Una explicación para algo que muchas mujeres intuían

Muchas pacientes llevan años diciendo lo mismo: "Esto no puede ser normal". Y probablemente tenían razón. La hiperémesis gravídica no parece ser simplemente una versión más intensa de las náuseas normales.

Cada vez existen más indicios de que se trata de una condición biológicamente distinta, con mecanismos propios y una predisposición genética identificable.

La genética no significa destino inevitable

Es importante aclarar algo: tener variantes genéticas asociadas a la hiperémesis no garantiza que una mujer vaya a desarrollarla. La genética aumenta la susceptibilidad. Pero el resultado final depende de múltiples factores biológicos y ambientales.

Aun así, conocer estos factores puede ayudar a identificar mujeres de mayor riesgo y mejorar el seguimiento durante el embarazo.

Por qué este descubrimiento es importante

Los investigadores creen que comprender mejor las causas biológicas de la hiperémesis gravídica podría tener consecuencias prácticas muy relevantes.

Por ejemplo: mejorar el diagnóstico; identificar embarazos de alto riesgo; desarrollar tratamientos más específicos; reducir el retraso diagnóstico; y disminuir el estigma que todavía rodea a la enfermedad.

Porque cuando comprendemos mejor una enfermedad, también resulta más fácil tratarla adecuadamente.

Más allá de las náuseas

La hiperémesis gravídica no solo afecta al cuerpo. Muchas mujeres describen sentimientos de aislamiento; culpa; incomprensión; ansiedad; desesperanza; e incluso miedo a futuros embarazos.

Por eso el reconocimiento médico de la enfermedad tiene también una dimensión emocional importante.
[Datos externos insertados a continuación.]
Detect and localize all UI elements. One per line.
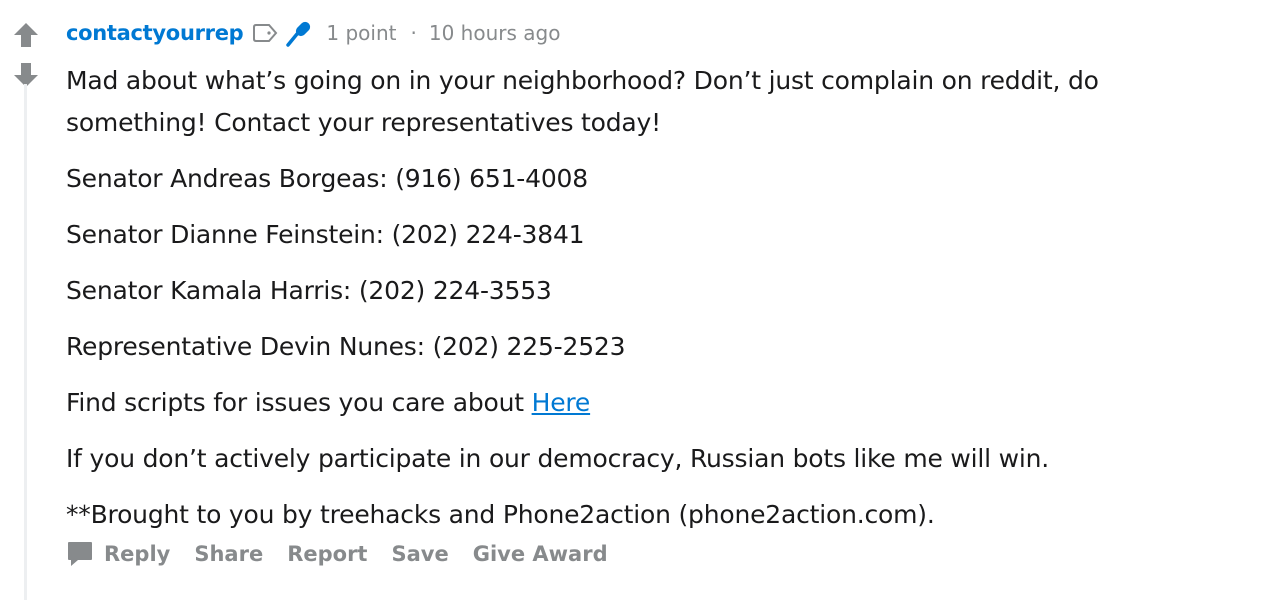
thread-line[interactable] [24,84,27,600]
paragraph-scripts: Find scripts for issues you care about H… [66,382,1216,424]
comment-header: contactyourrep 1 point · 10 hours ago [66,16,560,50]
tag-icon [253,24,278,42]
comment-actions: Reply Share Report Save Give Award [66,540,632,568]
reply-label: Reply [104,542,171,566]
paragraph-borgeas: Senator Andreas Borgeas: (916) 651-4008 [66,164,588,193]
paragraph-harris: Senator Kamala Harris: (202) 224-3553 [66,276,552,305]
paragraph-feinstein: Senator Dianne Feinstein: (202) 224-3841 [66,220,585,249]
upvote-arrow-icon [14,23,38,47]
meta-separator: · [410,21,417,45]
reply-button[interactable]: Reply [66,540,170,568]
paragraph-credit: **Brought to you by treehacks and Phone2… [66,500,935,529]
paragraph-intro: Mad about what’s going on in your neighb… [66,66,1099,137]
author-link[interactable]: contactyourrep [66,21,244,45]
author-flair [252,19,312,47]
give-award-button[interactable]: Give Award [473,542,608,566]
comment-body: Mad about what’s going on in your neighb… [66,60,1216,550]
paragraph-nunes: Representative Devin Nunes: (202) 225-25… [66,332,626,361]
here-link[interactable]: Here [532,388,591,417]
save-button[interactable]: Save [391,542,448,566]
report-button[interactable]: Report [287,542,367,566]
microphone-icon [286,21,311,47]
share-button[interactable]: Share [194,542,263,566]
speech-bubble-icon [66,540,94,568]
upvote-button[interactable] [10,20,42,50]
comment: contactyourrep 1 point · 10 hours ago Ma… [0,0,1288,608]
score: 1 point [326,21,397,45]
paragraph-democracy: If you don’t actively participate in our… [66,444,1050,473]
timestamp[interactable]: 10 hours ago [429,21,561,45]
scripts-text: Find scripts for issues you care about [66,388,532,417]
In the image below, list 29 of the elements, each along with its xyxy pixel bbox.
Escuchar a una paciente y validar lo que está viviendo forma parte del tratamiento.

Y quizá la conclusión más importante sea esta: las mujeres con hiperémesis gravídica no necesitan que les digan que aguanten; necesitan comprensión, diagnóstico, tratamiento y apoyo.

Porque no estamos hablando de una simple molestia del embarazo. Estamos hablando de una enfermedad real.

Qué síntomas deben motivar consulta médica

La intervención temprana puede evitar complicaciones y mejorar notablemente la evolución. Así pues, aunque las náuseas son frecuentes durante el embarazo, conviene consultar con un profesional sanitario si aparecen:

  • vómitos persistentes;
  • incapacidad para beber líquidos;
  • pérdida de peso;
  • mareos importantes;
  • signos de deshidratación;
  • debilidad intensa;
  • o dificultad para realizar actividades cotidianas.